Dan ternyata berdasarkan
pemikiran-pemikiran para teoritis sosial dan contoh kasus yang terjadi di
Bhutan menjelaskan bahwasanya pada hubungan perubahan ekonomi dan sosial dalam
masyarakat modern, terdapat hubungan yang berbanding terbalik antara perubahan
yang bersifat ekonomi di dalam modernisasi dengan perubahan sosial di dalam
modernisasi.
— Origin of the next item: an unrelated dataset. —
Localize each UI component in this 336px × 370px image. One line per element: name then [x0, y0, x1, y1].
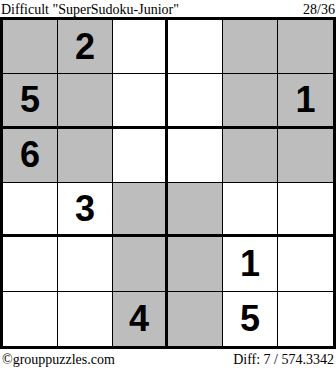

Dimana ketika mengacu pada contoh negara yang terinfiltrasi oleh
kebudayaan Barat, secara ekonomi di tahun 2000an Bhutan berhasil menaikkan
pendapatan ekonominya dari tahun ke tahun dari sisi industri maupun
pertaniannya, namun apabila efek modernisasi tersebut dilihat dari sisi sosial
masyarakatnya, masyarakat Bhutan yang
pada tahun 1990an masih berpegang teguh pada prinsip tradisionalisasinya
ternyata harus bertekuk letut di bawah kekuatan modernisasi yang di usung
negara maju maupun Barat. Sehingga mereka seakan tercerabut secara pelan dan
pasti dari akar-akar nilai yang sebelumnya mereka pegang kuat sebagai jati diri
yang kini telah memudar. Masyarakat Bhutan yang entah sadar atau sadar tapi
pura-pura tidak sadar, telah berada di posisi anomi. Sunguh ironi ketika
melihat kemajuan ekonomi yang dibawa modernisasi di negara berkembang ternyata
tidak seiring sejalan dengan kualitas sosial yang lebih baik.